Built-in Type Safety?

by Thomas Guest

June 25, 2005

Summary

C++ is a statically typed language but its type system is not bulletproof. This article reveals some all-too-common type glitches and how to fix them.

Built-in Type Safety?

Introduction

C++ is statically typed. Programmers inform their compiler about the types they are using. In return the compiler warns them of any type abuse it detects. Static typing doesn't cure all known defects, of course. On occasion, a defect which appears type-related can slip through the type system undetected. This article tells the true story of two such defects. It discusses how they might have been avoided and concludes with some more general advice.

Defect One

Signal Quality

The following function lives somewhere in the middleware of the Talk-To-Me wearable computer (see Sidebar below). The Talk-To-Me, when active, polls a hardware driver for signal quality information. This driver returns a Signal, which is a simple typedef for a built-in integral type. Some variation in the signal is to be expected, depending on location, atmospheric conditions and so on; but if a more substantial change occurs then the new value must be stored in RAM and written to flash memory. That's what this function does.

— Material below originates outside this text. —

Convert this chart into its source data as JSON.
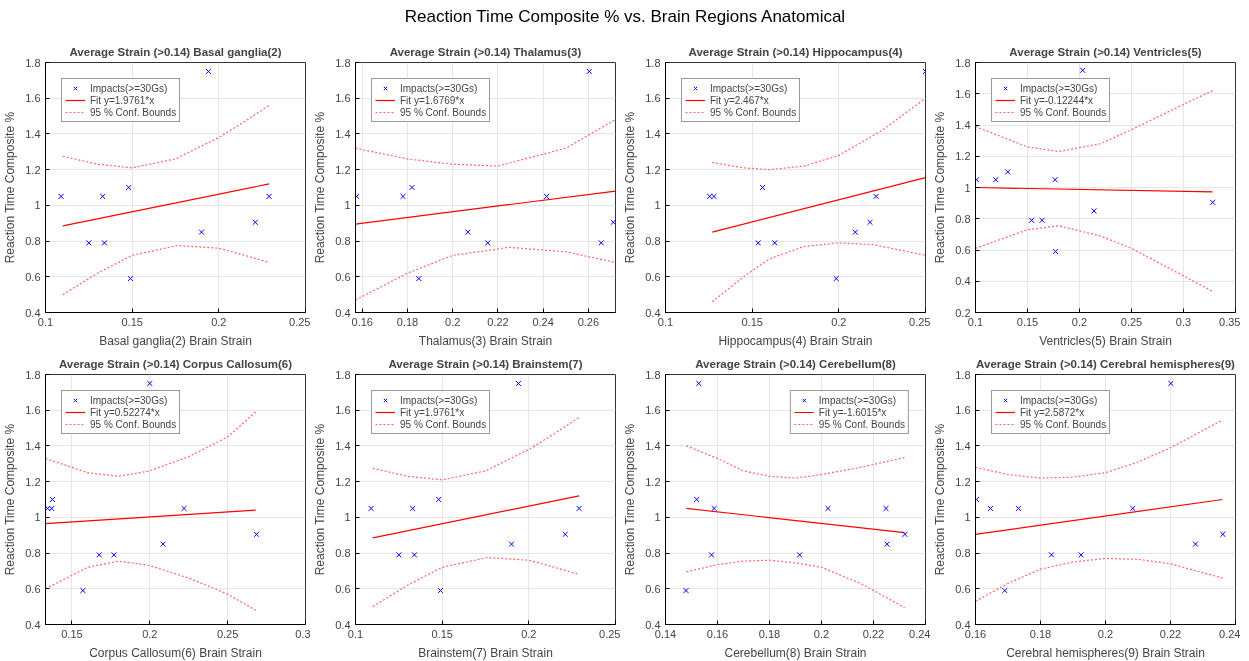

The Talk-To-Me Communicator

The Talk-To-Me communicator is a wearable computer. Despite its limited size and processing power it runs a range of software, including an email client, a personal organiser, and a cut-down web browser. It is an imaginary device used here to fictionalise the defects described in this article, which occurred, in real life, on a similar platform.

    /**
     * Handle a signal update.
     * If a change in the signal is detected, store the new value
     * and write it to flash. 
     */
    void
    signalUpdate(Signal update, Signal & stored)
    {
        int const tolerance = 10;
        
        bool const changed 
            = update > stored + tolerance
              ||
              update < stored - tolerance;
        
        if (changed)
        {
            flashWriteSignal(update);
            stored = update;
        }
    }

Maybe this function isn't perfect—perhaps the detection of change and subsequent action should be subfunctions, and certainly the numeric literal requires explanation—but it looks sound enough. In fact, it is so apparently sensible that the Talk-To-Me engineers are surprised when field tests reveal problems.

Problems

Writing to flash is expensive. It takes time, and, eventually, wears out the hardware. Field tests show that in poor signal conditions the Talk-To-Me is writing to flash far too often. The signalUpdate() function is to blame.

Attempted Solutions

Flash is only written to when the signal deviates by a certain amount from the previous stored value. Evidently the driver layer is reporting greater fluctuation than expected. The obvious solution is to bump up the magic number.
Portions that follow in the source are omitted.